Pseudolimits equivalent to limits In Proposition 4.1 of this article is proved that if $F: I\rightarrow\mathbf{Cat}$ is a pseudofunctor and $I$ is a filtered poset, then the pseudo colimit of $F$ is equivalent to its strict colimit. Is there any similar result for pseudo limits, maybe even in the case in which the target of $F$ is a general strict 2-category and $I$ is something more general than a filtered poset? If so, can anybody suggest a reference in which these properties of pseudo limits are proved, and maybe even other basic results on pseudo limits?  
 A: This is hard to generalize or dualize and actually depends very heavily on special properties of filtered categories and of $\mathbf{Cat}$-specifically, that $\mathbf{Cat}$ contains a small set of objects (namely $\bullet$ and $\bullet\to \bullet$), maps out of which commute with filtered colimits, and which detect equivalences. This implies that the strict colimit functor $\mathbf{Cat}^I\to \mathbf{Cat}$ preserves equivalences of diagrams and so, by general nonsense, must coincide with the pseudocolimit functor.

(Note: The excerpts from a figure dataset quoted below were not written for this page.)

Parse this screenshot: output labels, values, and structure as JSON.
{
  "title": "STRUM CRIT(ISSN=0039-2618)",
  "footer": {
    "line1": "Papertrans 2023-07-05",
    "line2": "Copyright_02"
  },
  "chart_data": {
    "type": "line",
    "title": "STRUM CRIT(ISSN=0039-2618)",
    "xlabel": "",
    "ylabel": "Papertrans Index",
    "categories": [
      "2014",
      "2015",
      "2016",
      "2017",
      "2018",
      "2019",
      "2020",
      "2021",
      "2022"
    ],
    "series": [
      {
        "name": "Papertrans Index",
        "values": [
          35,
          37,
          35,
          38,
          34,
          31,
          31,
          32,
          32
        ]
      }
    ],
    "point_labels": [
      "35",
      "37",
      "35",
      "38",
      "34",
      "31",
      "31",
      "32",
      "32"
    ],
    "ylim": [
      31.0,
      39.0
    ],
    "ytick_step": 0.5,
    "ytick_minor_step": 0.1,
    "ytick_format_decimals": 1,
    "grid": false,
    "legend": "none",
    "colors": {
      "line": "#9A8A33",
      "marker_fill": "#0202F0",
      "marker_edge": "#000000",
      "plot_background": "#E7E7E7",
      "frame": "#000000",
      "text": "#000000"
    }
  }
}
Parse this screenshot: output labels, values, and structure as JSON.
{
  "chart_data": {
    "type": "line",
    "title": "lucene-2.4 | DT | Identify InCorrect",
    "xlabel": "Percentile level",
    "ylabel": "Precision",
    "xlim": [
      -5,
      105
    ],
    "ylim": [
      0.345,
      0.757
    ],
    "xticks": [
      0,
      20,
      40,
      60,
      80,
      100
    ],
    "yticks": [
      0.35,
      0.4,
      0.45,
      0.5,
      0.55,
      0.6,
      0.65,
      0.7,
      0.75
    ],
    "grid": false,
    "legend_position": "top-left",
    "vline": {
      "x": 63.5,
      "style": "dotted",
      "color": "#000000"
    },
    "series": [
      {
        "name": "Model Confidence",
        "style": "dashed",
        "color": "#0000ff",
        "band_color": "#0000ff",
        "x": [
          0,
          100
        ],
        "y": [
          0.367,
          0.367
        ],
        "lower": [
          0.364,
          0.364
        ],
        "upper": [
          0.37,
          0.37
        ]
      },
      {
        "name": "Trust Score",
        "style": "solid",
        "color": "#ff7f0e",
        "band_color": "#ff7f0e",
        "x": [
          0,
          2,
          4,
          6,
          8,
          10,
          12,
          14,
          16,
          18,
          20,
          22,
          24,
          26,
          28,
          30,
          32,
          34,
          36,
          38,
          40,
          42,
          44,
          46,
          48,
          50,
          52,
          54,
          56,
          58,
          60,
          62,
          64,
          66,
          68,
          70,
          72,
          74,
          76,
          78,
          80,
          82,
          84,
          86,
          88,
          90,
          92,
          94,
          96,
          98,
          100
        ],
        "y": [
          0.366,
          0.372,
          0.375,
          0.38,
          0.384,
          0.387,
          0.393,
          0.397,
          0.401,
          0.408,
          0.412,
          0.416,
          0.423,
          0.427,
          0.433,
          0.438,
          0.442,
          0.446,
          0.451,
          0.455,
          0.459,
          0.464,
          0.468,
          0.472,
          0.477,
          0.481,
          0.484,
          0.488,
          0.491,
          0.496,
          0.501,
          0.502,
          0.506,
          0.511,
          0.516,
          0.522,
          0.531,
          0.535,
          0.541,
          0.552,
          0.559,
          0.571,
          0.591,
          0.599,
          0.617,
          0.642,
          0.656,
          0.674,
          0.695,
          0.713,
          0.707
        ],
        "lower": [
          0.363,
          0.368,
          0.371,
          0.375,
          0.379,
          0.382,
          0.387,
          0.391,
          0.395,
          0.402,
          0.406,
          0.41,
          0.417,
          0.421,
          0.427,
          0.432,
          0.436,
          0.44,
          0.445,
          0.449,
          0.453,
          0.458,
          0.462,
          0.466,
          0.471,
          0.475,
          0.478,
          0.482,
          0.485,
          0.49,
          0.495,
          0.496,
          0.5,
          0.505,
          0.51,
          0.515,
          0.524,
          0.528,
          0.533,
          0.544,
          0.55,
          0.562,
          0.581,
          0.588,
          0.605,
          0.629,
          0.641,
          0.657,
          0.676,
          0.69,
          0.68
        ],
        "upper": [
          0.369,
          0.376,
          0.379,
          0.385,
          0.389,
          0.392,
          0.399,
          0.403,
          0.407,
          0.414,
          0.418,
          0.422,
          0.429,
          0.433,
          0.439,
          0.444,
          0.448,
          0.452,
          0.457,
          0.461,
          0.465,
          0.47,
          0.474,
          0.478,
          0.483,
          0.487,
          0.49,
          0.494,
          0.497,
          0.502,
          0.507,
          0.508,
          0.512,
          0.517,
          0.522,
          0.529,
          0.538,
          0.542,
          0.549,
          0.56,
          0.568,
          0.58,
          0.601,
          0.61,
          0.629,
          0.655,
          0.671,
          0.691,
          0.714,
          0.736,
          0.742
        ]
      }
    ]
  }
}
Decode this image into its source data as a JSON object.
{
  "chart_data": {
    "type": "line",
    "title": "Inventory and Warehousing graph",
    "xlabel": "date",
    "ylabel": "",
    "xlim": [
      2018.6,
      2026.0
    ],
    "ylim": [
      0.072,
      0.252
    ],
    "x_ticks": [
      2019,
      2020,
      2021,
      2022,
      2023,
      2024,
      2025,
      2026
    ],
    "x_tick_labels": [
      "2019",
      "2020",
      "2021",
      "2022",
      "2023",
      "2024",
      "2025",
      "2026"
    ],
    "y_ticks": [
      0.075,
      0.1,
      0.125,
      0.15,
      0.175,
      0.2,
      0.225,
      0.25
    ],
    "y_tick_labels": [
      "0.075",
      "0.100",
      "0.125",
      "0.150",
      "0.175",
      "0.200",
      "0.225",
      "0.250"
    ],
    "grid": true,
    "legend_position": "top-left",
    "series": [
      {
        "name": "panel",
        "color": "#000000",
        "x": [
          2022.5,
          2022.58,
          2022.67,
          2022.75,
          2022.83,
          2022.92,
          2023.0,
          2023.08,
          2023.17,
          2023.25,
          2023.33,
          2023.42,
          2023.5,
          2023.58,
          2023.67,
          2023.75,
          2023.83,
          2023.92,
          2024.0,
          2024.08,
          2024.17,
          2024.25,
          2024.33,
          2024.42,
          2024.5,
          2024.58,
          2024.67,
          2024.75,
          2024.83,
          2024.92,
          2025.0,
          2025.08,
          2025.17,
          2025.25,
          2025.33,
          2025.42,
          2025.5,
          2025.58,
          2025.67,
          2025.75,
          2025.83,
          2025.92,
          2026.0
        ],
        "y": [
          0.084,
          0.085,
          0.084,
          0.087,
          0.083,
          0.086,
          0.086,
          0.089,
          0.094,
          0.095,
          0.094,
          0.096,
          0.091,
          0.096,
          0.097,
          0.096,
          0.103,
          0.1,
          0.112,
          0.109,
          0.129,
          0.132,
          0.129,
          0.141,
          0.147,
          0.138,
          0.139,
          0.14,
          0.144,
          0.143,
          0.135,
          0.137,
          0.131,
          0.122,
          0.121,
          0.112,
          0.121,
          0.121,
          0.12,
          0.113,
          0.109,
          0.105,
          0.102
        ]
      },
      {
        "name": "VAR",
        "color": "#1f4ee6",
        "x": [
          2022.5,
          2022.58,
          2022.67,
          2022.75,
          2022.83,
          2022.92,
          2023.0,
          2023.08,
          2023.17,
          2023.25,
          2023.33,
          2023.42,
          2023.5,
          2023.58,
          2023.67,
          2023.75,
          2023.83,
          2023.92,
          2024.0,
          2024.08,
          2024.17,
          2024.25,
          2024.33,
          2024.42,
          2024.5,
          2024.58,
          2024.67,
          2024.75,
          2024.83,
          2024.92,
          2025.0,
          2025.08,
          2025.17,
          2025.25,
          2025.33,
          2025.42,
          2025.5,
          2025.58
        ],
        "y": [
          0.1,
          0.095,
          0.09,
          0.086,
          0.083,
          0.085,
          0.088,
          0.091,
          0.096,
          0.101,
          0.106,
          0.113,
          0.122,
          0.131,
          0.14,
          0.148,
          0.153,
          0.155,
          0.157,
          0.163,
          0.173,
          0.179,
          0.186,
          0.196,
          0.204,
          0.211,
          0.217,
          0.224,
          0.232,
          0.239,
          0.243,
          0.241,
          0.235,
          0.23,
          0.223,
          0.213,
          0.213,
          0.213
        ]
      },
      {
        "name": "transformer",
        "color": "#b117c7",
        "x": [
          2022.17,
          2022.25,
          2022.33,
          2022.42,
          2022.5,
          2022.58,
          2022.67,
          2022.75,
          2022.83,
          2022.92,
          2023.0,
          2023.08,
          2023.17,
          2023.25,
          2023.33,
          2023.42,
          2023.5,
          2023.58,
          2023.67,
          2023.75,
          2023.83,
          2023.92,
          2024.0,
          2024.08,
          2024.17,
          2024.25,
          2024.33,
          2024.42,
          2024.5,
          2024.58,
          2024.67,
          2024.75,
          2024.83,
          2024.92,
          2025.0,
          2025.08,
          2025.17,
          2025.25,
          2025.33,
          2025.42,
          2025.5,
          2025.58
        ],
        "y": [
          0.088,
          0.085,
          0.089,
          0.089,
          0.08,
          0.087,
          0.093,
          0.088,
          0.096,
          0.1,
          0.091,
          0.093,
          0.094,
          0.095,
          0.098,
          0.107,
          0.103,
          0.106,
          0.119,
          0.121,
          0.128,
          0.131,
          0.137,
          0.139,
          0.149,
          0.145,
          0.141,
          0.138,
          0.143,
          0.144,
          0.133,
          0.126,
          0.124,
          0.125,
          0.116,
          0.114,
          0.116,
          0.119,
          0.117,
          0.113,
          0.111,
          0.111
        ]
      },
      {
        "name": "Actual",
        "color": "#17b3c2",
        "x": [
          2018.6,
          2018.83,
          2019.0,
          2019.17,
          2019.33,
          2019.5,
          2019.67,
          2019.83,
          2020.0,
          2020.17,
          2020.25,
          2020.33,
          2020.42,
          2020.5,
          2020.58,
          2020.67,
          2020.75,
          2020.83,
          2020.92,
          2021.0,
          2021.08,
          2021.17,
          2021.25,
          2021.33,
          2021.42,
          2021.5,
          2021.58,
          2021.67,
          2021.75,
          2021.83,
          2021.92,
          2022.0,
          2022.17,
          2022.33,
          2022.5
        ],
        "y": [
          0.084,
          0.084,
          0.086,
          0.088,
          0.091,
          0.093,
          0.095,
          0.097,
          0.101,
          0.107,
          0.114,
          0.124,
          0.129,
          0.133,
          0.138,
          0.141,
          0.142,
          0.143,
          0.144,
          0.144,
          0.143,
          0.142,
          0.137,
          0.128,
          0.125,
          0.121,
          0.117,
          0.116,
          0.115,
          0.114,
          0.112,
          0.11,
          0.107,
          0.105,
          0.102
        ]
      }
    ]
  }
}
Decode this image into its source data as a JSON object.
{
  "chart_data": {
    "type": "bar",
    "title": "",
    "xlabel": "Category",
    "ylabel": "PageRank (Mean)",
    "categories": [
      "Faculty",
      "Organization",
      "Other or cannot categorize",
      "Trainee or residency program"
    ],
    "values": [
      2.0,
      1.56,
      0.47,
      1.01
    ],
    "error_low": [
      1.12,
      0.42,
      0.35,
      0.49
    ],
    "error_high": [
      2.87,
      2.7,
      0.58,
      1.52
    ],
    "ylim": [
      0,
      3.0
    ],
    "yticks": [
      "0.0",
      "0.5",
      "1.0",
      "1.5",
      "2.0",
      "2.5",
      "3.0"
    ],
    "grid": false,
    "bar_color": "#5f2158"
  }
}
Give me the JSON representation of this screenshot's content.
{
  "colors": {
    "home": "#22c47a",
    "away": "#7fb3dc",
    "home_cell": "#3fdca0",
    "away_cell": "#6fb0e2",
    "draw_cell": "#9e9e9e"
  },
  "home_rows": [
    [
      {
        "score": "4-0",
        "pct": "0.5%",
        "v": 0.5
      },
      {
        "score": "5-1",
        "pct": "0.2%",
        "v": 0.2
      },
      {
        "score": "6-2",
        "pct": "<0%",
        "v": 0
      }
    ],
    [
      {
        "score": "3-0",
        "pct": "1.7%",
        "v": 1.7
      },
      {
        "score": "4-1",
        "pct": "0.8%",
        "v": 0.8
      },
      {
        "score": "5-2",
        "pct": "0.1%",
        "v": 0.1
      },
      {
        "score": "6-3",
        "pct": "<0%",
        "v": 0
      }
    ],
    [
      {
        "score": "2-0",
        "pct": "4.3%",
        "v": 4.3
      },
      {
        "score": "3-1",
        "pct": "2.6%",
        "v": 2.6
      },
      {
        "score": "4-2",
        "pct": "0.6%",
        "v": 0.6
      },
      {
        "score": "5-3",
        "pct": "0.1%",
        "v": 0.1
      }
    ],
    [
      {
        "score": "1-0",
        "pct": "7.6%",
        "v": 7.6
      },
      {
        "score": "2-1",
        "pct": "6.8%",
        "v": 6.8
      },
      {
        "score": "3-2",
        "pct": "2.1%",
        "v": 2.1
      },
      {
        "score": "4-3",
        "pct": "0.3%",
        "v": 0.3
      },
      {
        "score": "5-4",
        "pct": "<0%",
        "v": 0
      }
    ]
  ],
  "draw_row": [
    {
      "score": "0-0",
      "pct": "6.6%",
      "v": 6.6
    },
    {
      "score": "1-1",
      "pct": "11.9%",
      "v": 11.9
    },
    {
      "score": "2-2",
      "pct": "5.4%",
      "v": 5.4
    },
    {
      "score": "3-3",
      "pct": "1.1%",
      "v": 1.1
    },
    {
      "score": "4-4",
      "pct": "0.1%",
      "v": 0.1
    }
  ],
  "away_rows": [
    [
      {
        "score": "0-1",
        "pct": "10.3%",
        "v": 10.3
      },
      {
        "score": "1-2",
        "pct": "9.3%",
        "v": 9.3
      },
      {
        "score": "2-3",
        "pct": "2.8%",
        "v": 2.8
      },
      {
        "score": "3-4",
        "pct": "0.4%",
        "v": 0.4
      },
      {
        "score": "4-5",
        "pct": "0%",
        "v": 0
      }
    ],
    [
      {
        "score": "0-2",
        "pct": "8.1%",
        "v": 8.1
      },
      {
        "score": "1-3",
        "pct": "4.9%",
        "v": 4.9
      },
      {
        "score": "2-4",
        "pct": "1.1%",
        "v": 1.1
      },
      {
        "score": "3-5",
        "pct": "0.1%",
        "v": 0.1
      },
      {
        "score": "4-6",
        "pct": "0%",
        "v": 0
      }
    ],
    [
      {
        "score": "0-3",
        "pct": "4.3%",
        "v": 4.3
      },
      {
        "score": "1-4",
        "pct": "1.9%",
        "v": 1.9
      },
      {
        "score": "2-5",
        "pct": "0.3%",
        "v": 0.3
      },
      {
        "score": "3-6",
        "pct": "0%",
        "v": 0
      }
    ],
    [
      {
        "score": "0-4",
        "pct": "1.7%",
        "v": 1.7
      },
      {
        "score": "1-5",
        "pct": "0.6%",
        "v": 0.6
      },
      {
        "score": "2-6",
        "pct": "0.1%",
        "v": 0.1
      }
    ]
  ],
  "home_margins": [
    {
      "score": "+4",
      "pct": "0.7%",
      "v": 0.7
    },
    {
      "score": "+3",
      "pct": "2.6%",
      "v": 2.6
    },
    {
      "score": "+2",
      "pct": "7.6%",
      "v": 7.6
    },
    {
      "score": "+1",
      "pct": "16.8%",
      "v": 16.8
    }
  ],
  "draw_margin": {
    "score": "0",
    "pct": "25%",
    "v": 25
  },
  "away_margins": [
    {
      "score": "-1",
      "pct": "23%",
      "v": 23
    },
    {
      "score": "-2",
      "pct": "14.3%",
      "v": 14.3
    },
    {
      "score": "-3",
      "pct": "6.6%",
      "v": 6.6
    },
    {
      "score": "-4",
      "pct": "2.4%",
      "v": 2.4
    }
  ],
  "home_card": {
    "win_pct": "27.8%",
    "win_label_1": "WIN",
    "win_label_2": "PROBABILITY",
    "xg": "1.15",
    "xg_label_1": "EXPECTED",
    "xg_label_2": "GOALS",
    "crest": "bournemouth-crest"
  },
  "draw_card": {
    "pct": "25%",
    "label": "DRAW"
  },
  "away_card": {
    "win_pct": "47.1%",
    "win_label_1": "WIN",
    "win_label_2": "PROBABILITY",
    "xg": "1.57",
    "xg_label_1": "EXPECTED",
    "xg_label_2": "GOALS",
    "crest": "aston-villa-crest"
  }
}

But it's quite rare for strict limits and colimits to preserve equivalences/to coincide with the pseudo notions. Even in $\mathbf{Cat}$, equalizers and pseudo-equalizers don't coincide in general; nor do pullbacks and pseudo-pullbacks; nor do cofiltered limits and pseudo-cofiltered limits. There are a few kinds of limits that coincide with pseudolimits in any 2-category, most notably, products and splitting of idempotents. In fact, it's a theorem that the class of diagrams indexed by a 1-category whose limits have this property in every 2-category is generated in an appropriate sense by products and idempotents. If you allow $I$ to be a 2-category and consider weighted limits, then you get some more important classes of such so-called "flexible" limits, called inserters and equifiers.  
A good general starting point for all things 2-categorical is Steve Lack's "2-Categories Companion." Two particular references to start with on the topic of strict versus pseudo limits are Bourke-Garner, "On semiflexible, flexible, and pie algebras" and Bird-Kelly-Power-Street, "Flexible limits for 2-categories."